The first Protestant church building constructed in Tirana, Albania's capital, is open for services after a joint effort by University Presbyterian Church (UPC) of Seattle, the ichthus congregations of London, and a Swedish mission group.

John Quanrud, the son of a UPC couple, began thinking about Albania while a Bible school student in Sweden in 1981. The fact that Albania's government in 1967 declared the nation officially atheist fascinated Quanrud, and he vowed to do something about it. In 1987, Arthur Beals, UPC's pastor of urban and global mission, offered Quanrud the church's support.

The breakup of Communist rule allowed Quanrud and his wife, Lynn, to move to Albania in 1991. The Quanruds, Beals (who has traveled to Albania 27 times since 1991), and a handful of Christians began to work in the country.
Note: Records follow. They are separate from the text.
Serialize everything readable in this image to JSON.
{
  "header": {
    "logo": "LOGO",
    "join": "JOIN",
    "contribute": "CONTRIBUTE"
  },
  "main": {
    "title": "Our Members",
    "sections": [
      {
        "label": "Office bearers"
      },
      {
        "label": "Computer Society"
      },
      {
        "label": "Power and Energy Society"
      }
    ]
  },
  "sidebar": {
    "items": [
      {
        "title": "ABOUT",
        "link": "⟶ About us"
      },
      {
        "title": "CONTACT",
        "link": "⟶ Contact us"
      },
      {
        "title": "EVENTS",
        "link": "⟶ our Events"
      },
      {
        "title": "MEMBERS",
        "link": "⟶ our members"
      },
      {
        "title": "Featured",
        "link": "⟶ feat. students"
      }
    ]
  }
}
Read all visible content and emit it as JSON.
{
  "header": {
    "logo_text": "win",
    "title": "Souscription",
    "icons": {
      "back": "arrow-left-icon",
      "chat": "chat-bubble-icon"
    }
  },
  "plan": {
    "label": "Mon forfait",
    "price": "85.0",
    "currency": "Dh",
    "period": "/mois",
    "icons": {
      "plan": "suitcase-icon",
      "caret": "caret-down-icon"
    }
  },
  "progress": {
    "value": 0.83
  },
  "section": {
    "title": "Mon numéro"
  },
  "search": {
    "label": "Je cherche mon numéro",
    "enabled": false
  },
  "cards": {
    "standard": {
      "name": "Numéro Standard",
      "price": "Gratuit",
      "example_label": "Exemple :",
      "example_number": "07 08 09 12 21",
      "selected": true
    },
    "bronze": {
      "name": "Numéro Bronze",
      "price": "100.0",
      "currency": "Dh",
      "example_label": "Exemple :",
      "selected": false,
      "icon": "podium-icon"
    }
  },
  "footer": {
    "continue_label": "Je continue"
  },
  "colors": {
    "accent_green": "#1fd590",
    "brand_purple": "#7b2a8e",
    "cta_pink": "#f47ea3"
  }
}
The results include establishing not only Emanuel Church, but the Albanian Bible Institute; an educational project, library, and resource center for Christians; and a missionary school for children.

Emanuel Church is part of a three-level building that will also function as a bakery, providing revenue in the midst of a depressed economy. Albania still has no constitution, little civil order, and a staggering level of unemployment, estimated at upwards of 70 percent. Workers building the foundation of Emanuel Church found themselves ducking ricocheting bullets. There are 8,000 Protestants in the nation of 3.5 million.